Ensuite, les choses furent moins tangentes, quoique plus compliquées. La banlieue était un lacis de rues à travers quoi Épaulard avait élaboré un itinéraire minutieux. Au-delà de Chelles, à travers la campagne qui commençait, foisonnaient les petites routes. Les forces de l’ordre n’étaient nullement en état de tout barrer. Un peu après minuit, ayant mis plus de deux heures pour couvrir moins de soixante kilomètres à vol d’oiseau (mais plus du double au compteur), la Jaguar verte atteignait la fermette de Couzy. À ce moment, il se mit à neiger.
Le vendredi après le déjeuner, le ministre de l’intérieur était parti passer un grand week-end dans son château d’Indre-et-Loire. À 22 h 10, il était en train de regarder à la télévision, avec un certain dégoût, un débat sur l’avortement, quand on l’appela au téléphone pour le prévenir de l’enlèvement de Richard Poindexter. Son chef de cabinet déjà convoquait place Beauvau des représentants de la police, de l’armée, de la gendarmerie et des renseignements généraux. Il avait donné l’ordre qu’on établisse des barrages urbains et routiers conformément au plan dressé pour de semblables circonstances. Le Premier ministre, l’Élysée et les Affaires étrangères étaient alertés. Le ministre de l’intérieur dit que cela était bien et réclama un hélicoptère. Sur les pelouses du château, il fit allumer les projecteurs adéquats, et un SA 316 ne tarda pas à surgir de la voûte des cieux. À 11 heures et demie du soir, le ministre se trouvait en son ministère, ayant été entre-temps tenu au courant par radio des développements de la situation, lesquels étaient d’ailleurs à peu près nuls.
Dans le même moment, Marcel Treuffais, à bout de nerfs, ayant écouté les informations de onze heures qui ne disaient rien d’un enlèvement, fuma sa dernière Gauloise et sortit en acheter d’autres.
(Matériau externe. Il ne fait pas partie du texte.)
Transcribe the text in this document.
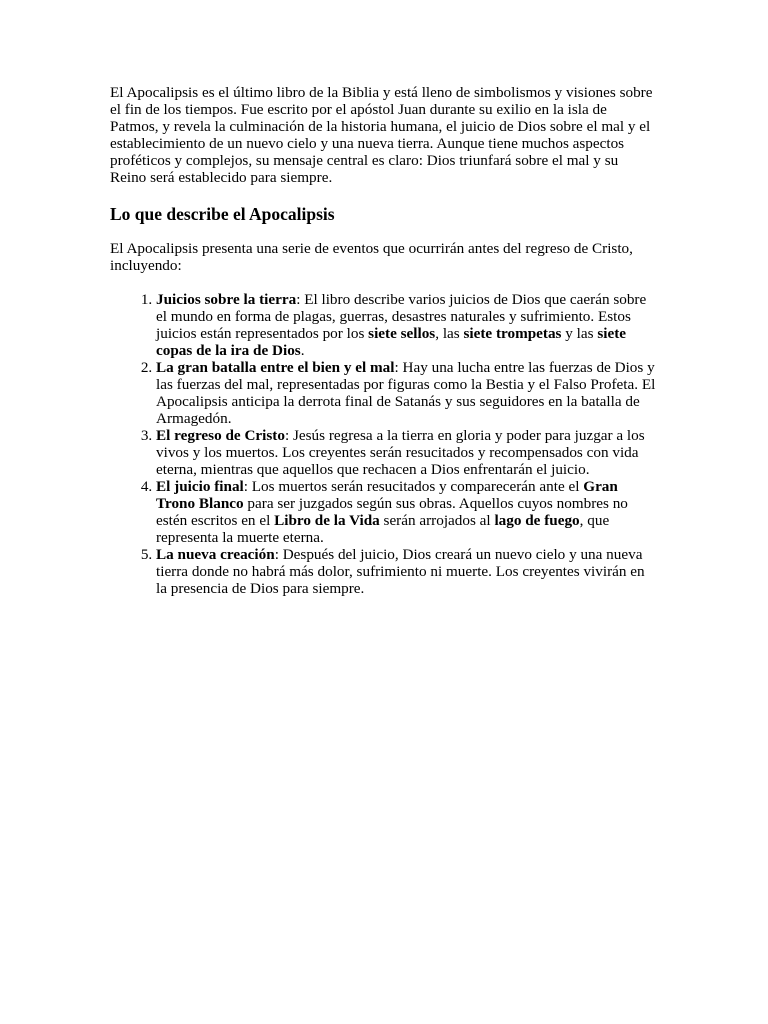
El Apocalipsis es el último libro de la Biblia y está lleno de simbolismos y visiones sobre el fin de los tiempos. Fue escrito por el apóstol Juan durante su exilio en la isla de Patmos, y revela la culminación de la historia humana, el juicio de Dios sobre el mal y el establecimiento de un nuevo cielo y una nueva tierra. Aunque tiene muchos aspectos proféticos y complejos, su mensaje central es claro: Dios triunfará sobre el mal y su Reino será establecido para siempre.

Lo que describe el Apocalipsis

El Apocalipsis presenta una serie de eventos que ocurrirán antes del regreso de Cristo, incluyendo:

1. Juicios sobre la tierra: El libro describe varios juicios de Dios que caerán sobre el mundo en forma de plagas, guerras, desastres naturales y sufrimiento. Estos juicios están representados por los siete sellos, las siete trompetas y las siete copas de la ira de Dios.
2. La gran batalla entre el bien y el mal: Hay una lucha entre las fuerzas de Dios y las fuerzas del mal, representadas por figuras como la Bestia y el Falso Profeta. El Apocalipsis anticipa la derrota final de Satanás y sus seguidores en la batalla de Armagedón.
3. El regreso de Cristo: Jesús regresa a la tierra en gloria y poder para juzgar a los vivos y los muertos. Los creyentes serán resucitados y recompensados con vida eterna, mientras que aquellos que rechacen a Dios enfrentarán el juicio.
4. El juicio final: Los muertos serán resucitados y comparecerán ante el Gran Trono Blanco para ser juzgados según sus obras. Aquellos cuyos nombres no estén escritos en el Libro de la Vida serán arrojados al lago de fuego, que representa la muerte eterna.
5. La nueva creación: Después del juicio, Dios creará un nuevo cielo y una nueva tierra donde no habrá más dolor, sufrimiento ni muerte. Los creyentes vivirán en la presencia de Dios para siempre.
Il se rendit à pied au carrefour Convention où il trouva un tabac ouvert et acheta quatre paquets de cigarettes. Comme il sortait du débit, deux motards passèrent l’intersection à vive allure, filant vers l’ouest. Treuffais ressentit un pincement à l’estomac, il les suivit du regard et découvrit ainsi qu’un barrage était en place à quelques centaines de mètres, à l’intersection de la rue Lecourbe et de la rue de la Convention. Se retournant, il lui apparut qu’il y en avait un autre rue de Vaugirard, à un demi-kilomètre vers le nord. Sa gorge se serra, son cœur battit plus vite, il se dépêcha de rentrer chez lui. Il ouvrit de nouveau son vieux Radialva, juste à temps pour entendre un communiqué du ministère de l’intérieur interrompant le Pop Club : « Ce soir à Paris, alors qu’il sortait d’un club où il avait dîné, Richard Poindexter, ambassadeur des États-Unis en France, avait été attaqué et enlevé par un commando inconnu qui avait ouvert le feu sur l’entourage de l’ambassadeur. Le chauffeur de l’ambassadeur était grièvement blessé, ainsi qu’un policier français, et un autre policier français avait été tué. Le gouvernement était décidé à faire toute la lumière sur cet acte révoltant et à en découvrir à bref délai les auteurs, afin qu’ils subissent un châtiment exemplaire, conformément à la loi. Les premières constatations des enquêteurs permettaient d’ores et déjà d’affirmer que cet attentat était l’œuvre de ceux qui, par folie et par calcul, ont décidé coûte que coûte de provoquer le désordre. Ceux-là ne devaient attendre de l’État aucune faiblesse, et ne pouvaient espérer la moindre clémence que s’ils renonçaient immédiatement à poursuivre leur mauvais coup qui ne pouvait susciter que la réprobation et le mépris du peuple français. »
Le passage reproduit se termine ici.